Given two strings str1 and str2, return the largest string x such that x divides both str1 and str2.

Understanding the problem

Initially I approached this problem by looping the strings by the max length string. Then checking that each value at the same index matched each other. This approach was sort of on the right tracks but wouldn't get us to our final destination.

After watching a neetcode solution here is how I would approach the problem.

First of all it's important to understand that the question wants us to find the largest possible substring that goes into both strings.

To achieve this we need to validate a few things:

  1. That the substring length can be divided by both of the string lengths equally.
  2. That the substring can be repeated x times where x is str.length / substring.length.

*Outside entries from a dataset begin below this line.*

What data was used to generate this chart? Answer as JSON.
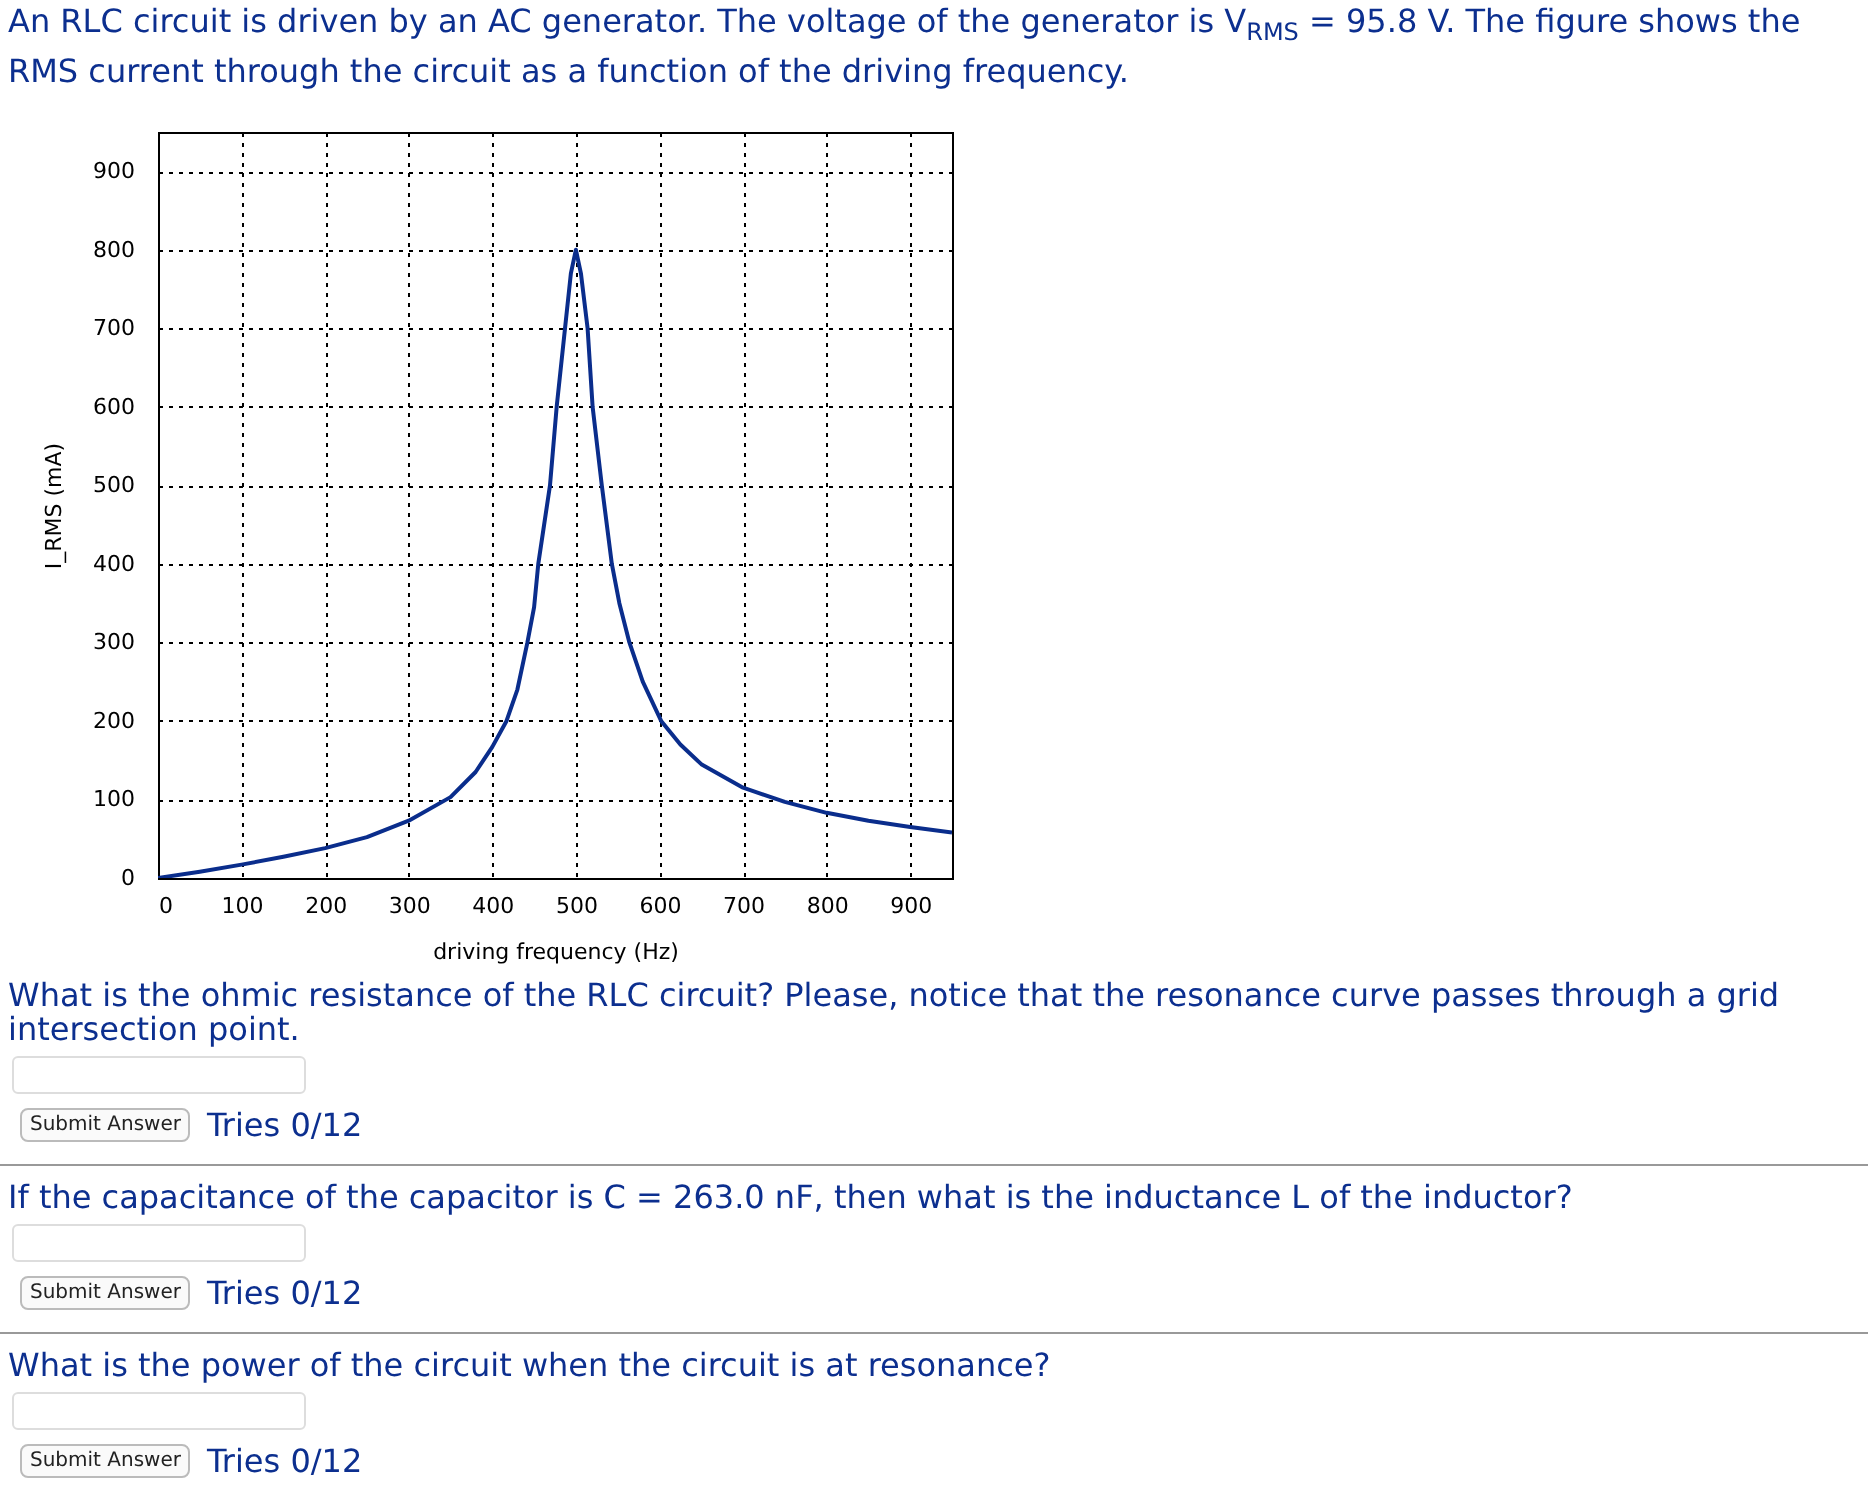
{
  "chart_data": {
    "type": "line",
    "title": "An RLC circuit is driven by an AC generator. The voltage of the generator is V$_{RMS}$ = 95.8 V. The figure shows the RMS current through the circuit as a function of the driving frequency.",
    "xlabel": "driving frequency (Hz)",
    "ylabel": "I_RMS (mA)",
    "x": [
      0,
      50,
      100,
      150,
      200,
      250,
      300,
      350,
      380,
      400,
      417,
      430,
      442,
      450,
      455,
      462,
      469,
      477,
      487,
      494,
      500,
      506,
      514,
      520,
      531,
      543,
      552,
      564,
      580,
      602,
      625,
      650,
      700,
      750,
      800,
      850,
      900,
      950
    ],
    "series": [
      {
        "color": "#0a2d8c",
        "values": [
          0,
          8,
          17,
          27,
          38,
          52,
          73,
          103,
          135,
          167,
          200,
          240,
          300,
          345,
          400,
          450,
          500,
          600,
          700,
          770,
          800,
          770,
          700,
          600,
          500,
          400,
          350,
          300,
          250,
          200,
          170,
          145,
          115,
          97,
          83,
          73,
          65,
          58
        ]
      }
    ],
    "xlim": [
      0,
      950
    ],
    "ylim": [
      0,
      950
    ],
    "xticks": [
      0,
      100,
      200,
      300,
      400,
      500,
      600,
      700,
      800,
      900
    ],
    "yticks": [
      0,
      100,
      200,
      300,
      400,
      500,
      600,
      700,
      800,
      900
    ],
    "grid": true,
    "annotations": [
      "What is the ohmic resistance of the RLC circuit? Please, notice that the resonance curve passes through a grid intersection point.",
      "Submit Answer",
      "Tries 0/12",
      "If the capacitance of the capacitor is C = 263.0 nF, then what is the inductance L of the inductor?",
      "Submit Answer",
      "Tries 0/12",
      "What is the power of the circuit when the circuit is at resonance?",
      "Submit Answer",
      "Tries 0/12"
    ]
  }
}
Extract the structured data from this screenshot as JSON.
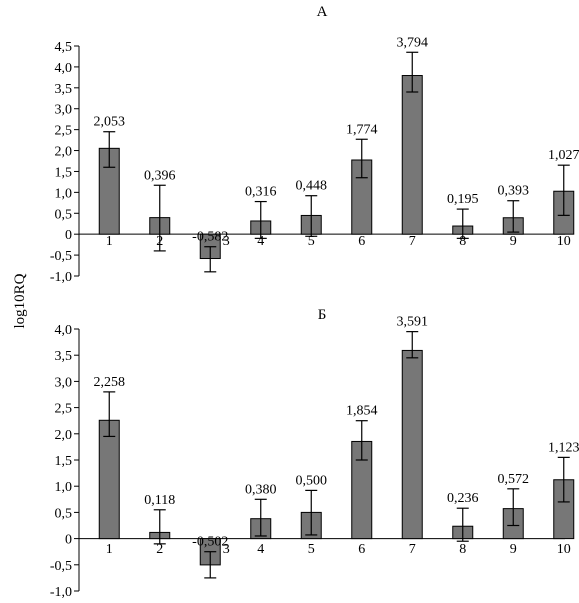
{
  "ylabel": "log10RQ",
  "chart_data": [
    {
      "type": "bar",
      "title": "А",
      "ylabel": "log10RQ",
      "ylim": [
        -1.0,
        4.5
      ],
      "yticks": [
        "-1,0",
        "-0,5",
        "0",
        "0,5",
        "1,0",
        "1,5",
        "2,0",
        "2,5",
        "3,0",
        "3,5",
        "4,0",
        "4,5"
      ],
      "categories": [
        "1",
        "2",
        "3",
        "4",
        "5",
        "6",
        "7",
        "8",
        "9",
        "10"
      ],
      "values": [
        2.053,
        0.396,
        -0.582,
        0.316,
        0.448,
        1.774,
        3.794,
        0.195,
        0.393,
        1.027
      ],
      "value_labels": [
        "2,053",
        "0,396",
        "-0,582",
        "0,316",
        "0,448",
        "1,774",
        "3,794",
        "0,195",
        "0,393",
        "1,027"
      ],
      "error_low": [
        1.6,
        -0.4,
        -0.9,
        -0.1,
        -0.05,
        1.35,
        3.4,
        -0.1,
        0.05,
        0.45
      ],
      "error_high": [
        2.45,
        1.17,
        -0.3,
        0.78,
        0.92,
        2.27,
        4.35,
        0.6,
        0.8,
        1.65
      ],
      "bar_color": "#777777",
      "grid": false
    },
    {
      "type": "bar",
      "title": "Б",
      "ylabel": "log10RQ",
      "ylim": [
        -1.0,
        4.0
      ],
      "yticks": [
        "-1,0",
        "-0,5",
        "0",
        "0,5",
        "1,0",
        "1,5",
        "2,0",
        "2,5",
        "3,0",
        "3,5",
        "4,0"
      ],
      "categories": [
        "1",
        "2",
        "3",
        "4",
        "5",
        "6",
        "7",
        "8",
        "9",
        "10"
      ],
      "values": [
        2.258,
        0.118,
        -0.502,
        0.38,
        0.5,
        1.854,
        3.591,
        0.236,
        0.572,
        1.123
      ],
      "value_labels": [
        "2,258",
        "0,118",
        "-0,502",
        "0,380",
        "0,500",
        "1,854",
        "3,591",
        "0,236",
        "0,572",
        "1,123"
      ],
      "error_low": [
        1.95,
        -0.1,
        -0.75,
        0.05,
        0.07,
        1.5,
        3.45,
        -0.05,
        0.25,
        0.7
      ],
      "error_high": [
        2.8,
        0.55,
        -0.25,
        0.75,
        0.92,
        2.25,
        3.95,
        0.58,
        0.95,
        1.55
      ],
      "bar_color": "#777777",
      "grid": false
    }
  ]
}
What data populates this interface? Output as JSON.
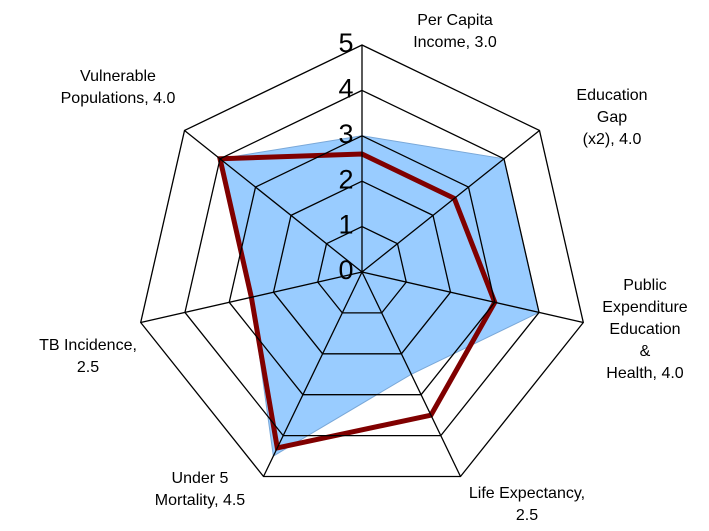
{
  "chart_data": {
    "type": "radar",
    "categories": [
      "Per Capita\nIncome, 3.0",
      "Education Gap\n(x2), 4.0",
      "Public\nExpenditure\nEducation &\nHealth, 4.0",
      "Life Expectancy,\n2.5",
      "Under 5\nMortality, 4.5",
      "TB Incidence,\n2.5",
      "Vulnerable\nPopulations, 4.0"
    ],
    "series": [
      {
        "name": "Blue",
        "color": "#99ccff",
        "values": [
          3,
          4,
          4,
          2.5,
          4.5,
          2.5,
          4
        ]
      },
      {
        "name": "Red",
        "color": "#800000",
        "values": [
          2.6,
          2.6,
          3,
          3.5,
          4.3,
          2.5,
          4
        ]
      }
    ],
    "rlim": [
      0,
      5
    ],
    "rticks": [
      0,
      1,
      2,
      3,
      4,
      5
    ]
  }
}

Once we know all of this we can simply report back what is the possible substring.

Approaching the problem

Examples:

Example 1:

Input: str1 = "ABCABC", str2 = "ABC"

Output: "ABC"

Example 2:

Input: str1 = "ABABAB", str2 = "ABAB"

Output: "AB"

Example 3:

Input: str1 = "LEET", str2 = "CODE"

Output: ""

Code solution

Time: O(n) Space: O(1)

function gcdOfStrings(str1: string, str2: string): string {
  function isDivisor(desiredLength: number): boolean {
    // If the desired length cant product a non-remainder number when divided by the string lengths, then this isn't a divisor.
    if (str1.length % desiredLength !== 0 || str2.length % desiredLength !== 0)
      return false;

    // Get the amount of times that str1 and str2 can be divided by our target length
    let factorial1 = str1.length / desiredLength,
      factorial2 = str2.length / desiredLength;

    // Check whether the substring which is generated by repeating the string by 0 and desiredLength f times is equal to both of our strings.
    // i.e. 6 / 2 = 3 && 2 / 2 = 0, AB * 3 = ABABAB, AB * 0 = AB.
    return (
      str1.substring(0, desiredLength).repeat(factorial1) === str &&
      str1.substring(0, desiredLength).repeat(factorial2) === str2
    );
  }
  // Loop the smallest string length
  for (let i = Math.min(str1.length, str2.length); i > 0; i--) {
    if (isDivisor(i)) {
      // if we have found a divisor then return the substring.
      return str1.substring(0, i);
    }
  }
  return "";
}

Key Takeaways

  1. strings have a useful prototype called .repeat() which takes an amount of times that you can repeat a string.